Department of Medical Oncology, Lung Cancer and Gastrointestinal Unit, Hunan Cancer Hospital/The Affiliated Cancer Hospital of Xiangya School of Medicine, Central South University, Changsha, China; Graduate School, University of South China, Hengyang, Hunan, China.
Cancer Center, Union Hospital, Tongji Medical College, Huazhong University of Science and Technology, Wuhan, China.
ESMO Open. 2022 Feb;7(1):100347. doi: 10.1016/j.esmoop.2021.100347. Epub 2021 Dec 23.
Approximately 2%-8% of non-small-cell lung cancer (NSCLC) harbors concurrent epidermal growth factor receptor (EGFR) sensitizing mutation and mesenchymal-epithelial transition factor (MET) amplification prior to EGFR-tyrosine kinase inhibitor (EGFR-TKI) therapy. This study aimed to investigate the optimal first-line therapeutic options for patients with concurrent EGFR-mutant, MET-overexpressed/amplified advanced NSCLC.

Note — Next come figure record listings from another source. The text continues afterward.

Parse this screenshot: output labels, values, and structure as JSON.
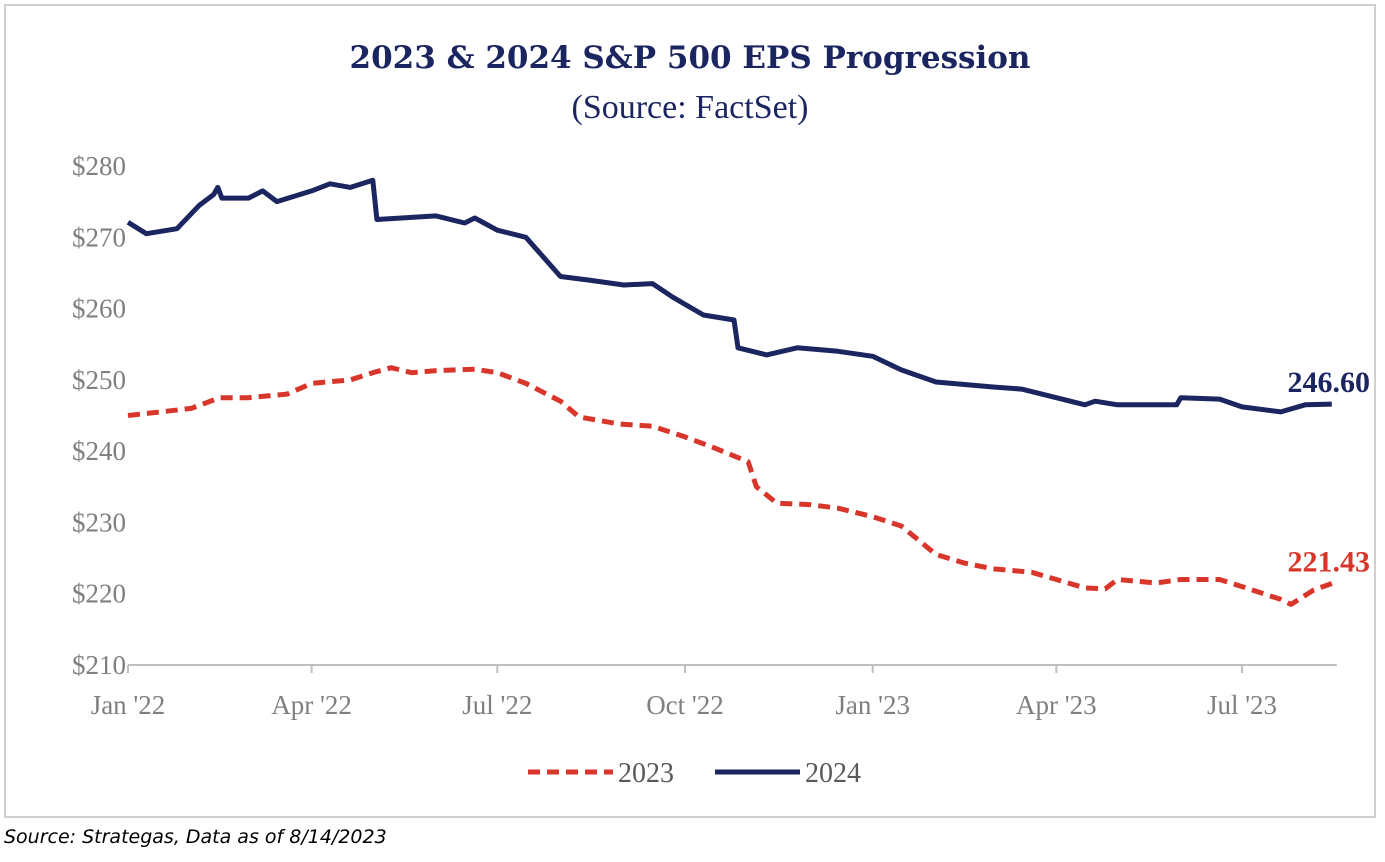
{
  "chart_data": {
    "type": "line",
    "title": "2023 & 2024 S&P 500 EPS Progression",
    "subtitle": "(Source: FactSet)",
    "xlabel": "",
    "ylabel": "",
    "ylim": [
      210,
      280
    ],
    "xlim": [
      "2022-01-01",
      "2023-08-14"
    ],
    "yticks": [
      280,
      270,
      260,
      250,
      240,
      230,
      220,
      210
    ],
    "ytick_labels": [
      "$280",
      "$270",
      "$260",
      "$250",
      "$240",
      "$230",
      "$220",
      "$210"
    ],
    "xticks": [
      "2022-01-01",
      "2022-04-01",
      "2022-07-01",
      "2022-10-01",
      "2023-01-01",
      "2023-04-01",
      "2023-07-01"
    ],
    "xtick_labels": [
      "Jan '22",
      "Apr '22",
      "Jul '22",
      "Oct '22",
      "Jan '23",
      "Apr '23",
      "Jul '23"
    ],
    "grid": false,
    "legend_position": "bottom",
    "series": [
      {
        "name": "2023",
        "color": "#d9362b",
        "style": "dashed",
        "end_label": "221.43",
        "points": [
          [
            "2022-01-01",
            245.0
          ],
          [
            "2022-01-20",
            245.6
          ],
          [
            "2022-02-01",
            246.0
          ],
          [
            "2022-02-15",
            247.5
          ],
          [
            "2022-03-01",
            247.5
          ],
          [
            "2022-03-20",
            248.0
          ],
          [
            "2022-04-01",
            249.5
          ],
          [
            "2022-04-20",
            250.0
          ],
          [
            "2022-05-01",
            251.0
          ],
          [
            "2022-05-10",
            251.7
          ],
          [
            "2022-05-20",
            251.0
          ],
          [
            "2022-06-01",
            251.3
          ],
          [
            "2022-06-20",
            251.5
          ],
          [
            "2022-07-01",
            251.0
          ],
          [
            "2022-07-15",
            249.5
          ],
          [
            "2022-08-01",
            247.0
          ],
          [
            "2022-08-10",
            244.8
          ],
          [
            "2022-08-30",
            243.8
          ],
          [
            "2022-09-15",
            243.5
          ],
          [
            "2022-10-01",
            242.0
          ],
          [
            "2022-10-15",
            240.5
          ],
          [
            "2022-11-01",
            238.5
          ],
          [
            "2022-11-05",
            235.0
          ],
          [
            "2022-11-15",
            232.7
          ],
          [
            "2022-12-01",
            232.5
          ],
          [
            "2022-12-15",
            232.0
          ],
          [
            "2023-01-01",
            230.8
          ],
          [
            "2023-01-15",
            229.5
          ],
          [
            "2023-02-01",
            225.5
          ],
          [
            "2023-02-15",
            224.3
          ],
          [
            "2023-03-01",
            223.5
          ],
          [
            "2023-03-20",
            223.0
          ],
          [
            "2023-04-01",
            222.0
          ],
          [
            "2023-04-15",
            220.8
          ],
          [
            "2023-04-25",
            220.7
          ],
          [
            "2023-05-01",
            222.0
          ],
          [
            "2023-05-20",
            221.5
          ],
          [
            "2023-06-01",
            222.0
          ],
          [
            "2023-06-20",
            222.0
          ],
          [
            "2023-07-01",
            221.0
          ],
          [
            "2023-07-20",
            219.2
          ],
          [
            "2023-07-25",
            218.5
          ],
          [
            "2023-08-05",
            220.5
          ],
          [
            "2023-08-14",
            221.43
          ]
        ]
      },
      {
        "name": "2024",
        "color": "#1b2560",
        "style": "solid",
        "end_label": "246.60",
        "points": [
          [
            "2022-01-01",
            272.1
          ],
          [
            "2022-01-10",
            270.5
          ],
          [
            "2022-01-25",
            271.2
          ],
          [
            "2022-02-05",
            274.5
          ],
          [
            "2022-02-12",
            276.0
          ],
          [
            "2022-02-14",
            277.0
          ],
          [
            "2022-02-16",
            275.5
          ],
          [
            "2022-03-01",
            275.5
          ],
          [
            "2022-03-08",
            276.5
          ],
          [
            "2022-03-15",
            275.0
          ],
          [
            "2022-04-01",
            276.5
          ],
          [
            "2022-04-10",
            277.5
          ],
          [
            "2022-04-20",
            277.0
          ],
          [
            "2022-05-01",
            278.0
          ],
          [
            "2022-05-03",
            272.5
          ],
          [
            "2022-06-01",
            273.0
          ],
          [
            "2022-06-15",
            272.0
          ],
          [
            "2022-06-20",
            272.7
          ],
          [
            "2022-07-01",
            271.0
          ],
          [
            "2022-07-15",
            270.0
          ],
          [
            "2022-08-01",
            264.5
          ],
          [
            "2022-08-15",
            264.0
          ],
          [
            "2022-09-01",
            263.3
          ],
          [
            "2022-09-15",
            263.5
          ],
          [
            "2022-09-25",
            261.6
          ],
          [
            "2022-10-10",
            259.1
          ],
          [
            "2022-10-25",
            258.4
          ],
          [
            "2022-10-27",
            254.5
          ],
          [
            "2022-11-10",
            253.5
          ],
          [
            "2022-11-25",
            254.5
          ],
          [
            "2022-12-15",
            254.0
          ],
          [
            "2023-01-01",
            253.3
          ],
          [
            "2023-01-15",
            251.4
          ],
          [
            "2023-02-01",
            249.7
          ],
          [
            "2023-03-01",
            249.0
          ],
          [
            "2023-03-15",
            248.7
          ],
          [
            "2023-04-01",
            247.5
          ],
          [
            "2023-04-15",
            246.5
          ],
          [
            "2023-04-20",
            247.0
          ],
          [
            "2023-05-01",
            246.5
          ],
          [
            "2023-05-30",
            246.5
          ],
          [
            "2023-06-01",
            247.5
          ],
          [
            "2023-06-20",
            247.3
          ],
          [
            "2023-07-01",
            246.2
          ],
          [
            "2023-07-20",
            245.5
          ],
          [
            "2023-08-01",
            246.5
          ],
          [
            "2023-08-14",
            246.6
          ]
        ]
      }
    ]
  },
  "footer": "Source: Strategas, Data as of 8/14/2023"
}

A total of 104 treatment-naïve patients with EGFR-mutant de novo MET-overexpressed advanced NSCLC were identified using immunohistochemistry and stratified to four groups according to treatment regimen: EGFR-TKI monotherapy (n = 48), EGFR-TKI combined with either crizotinib (n = 9) or chemotherapy (n = 12), and chemotherapy (n = 35). A subpopulation of 28 patients was also tested with next-generation sequencing (NGS). Objective response rate (ORR) and progression-free survival (PFS) outcomes were analyzed according to treatment strategies and molecular features.
All the patients (n = 104) achieved ORR of 36.5% and median PFS (mPFS) of 7.0 months. Baseline clinicopathologic characteristics were similar among the four treatment groups. Compared with chemotherapy, EGFR-TKI monotherapy or EGFR-TKI combination therapy achieved significantly higher ORR (P < 0.001) and longer mPFS (P = 0.003). No ORR or PFS difference was observed between EGFR-TKI monotherapy and combination therapy. In the NGS-identified population (n = 28), patients who received EGFR-TKI plus crizotinib (n = 9) achieved similar ORR (88.9% versus 57.9%, P = 0.195) and mPFS (9.0 versus 8.5 months, hazard ratio 1.10, 95% confidence interval 0.43-2.55, P = 0.45) than those who received EGFR-TKI monotherapy (n = 19), regardless of MET copy number status. Grade 3/4 rashes were significantly more among patients who received EGFR-TKI plus crizotinib (P = 0.026).
Our findings provided clinical evidence that patients with concurrent EGFR sensitizing mutation and de novo MET amplification/overexpression could benefit from first-line EGFR-TKI monotherapy.
在接受表皮生长因子受体(EGFR)酪氨酸激酶抑制剂(EGFR-TKI)治疗之前,约有 2%-8%的非小细胞肺癌(NSCLC)存在并发的 EGFR 敏感突变和间充质上皮转化因子(MET)扩增。本研究旨在探讨同时存在 EGFR 突变和 MET 过表达/扩增的晚期 NSCLC 患者的最佳一线治疗选择。
使用免疫组织化学法共鉴定了 104 例 EGFR 突变的初治新发 MET 过表达晚期 NSCLC 患者,并根据治疗方案分为四组:EGFR-TKI 单药治疗(n=48)、EGFR-TKI 联合克唑替尼(n=9)或化疗(n=12)治疗、化疗(n=35)。还对 28 例患者进行了下一代测序(NGS)检测。根据治疗策略和分子特征分析客观缓解率(ORR)和无进展生存期(PFS)。
所有患者(n=104)的 ORR 为 36.5%,中位 PFS(mPFS)为 7.0 个月。四组治疗的基线临床病理特征相似。与化疗相比,EGFR-TKI 单药或联合治疗的 ORR(P<0.001)和 mPFS(P=0.003)显著更高。EGFR-TKI 单药和联合治疗之间未观察到 ORR 或 PFS 差异。在 NGS 鉴定的人群(n=28)中,接受 EGFR-TKI 加克唑替尼(n=9)治疗的患者与接受 EGFR-TKI 单药治疗(n=19)的患者 ORR(88.9%对 57.9%,P=0.195)和 mPFS(9.0 对 8.5 个月,危险比 1.10,95%置信区间 0.43-2.55,P=0.45)相似,而不论 MET 拷贝数状态如何。接受 EGFR-TKI 加克唑替尼治疗的患者中,3/4 级皮疹明显更多(P=0.026)。
我们的研究结果提供了临床证据,表明同时存在 EGFR 致敏突变和新发 MET 扩增/过表达的患者可从一线 EGFR-TKI 单药治疗中获益。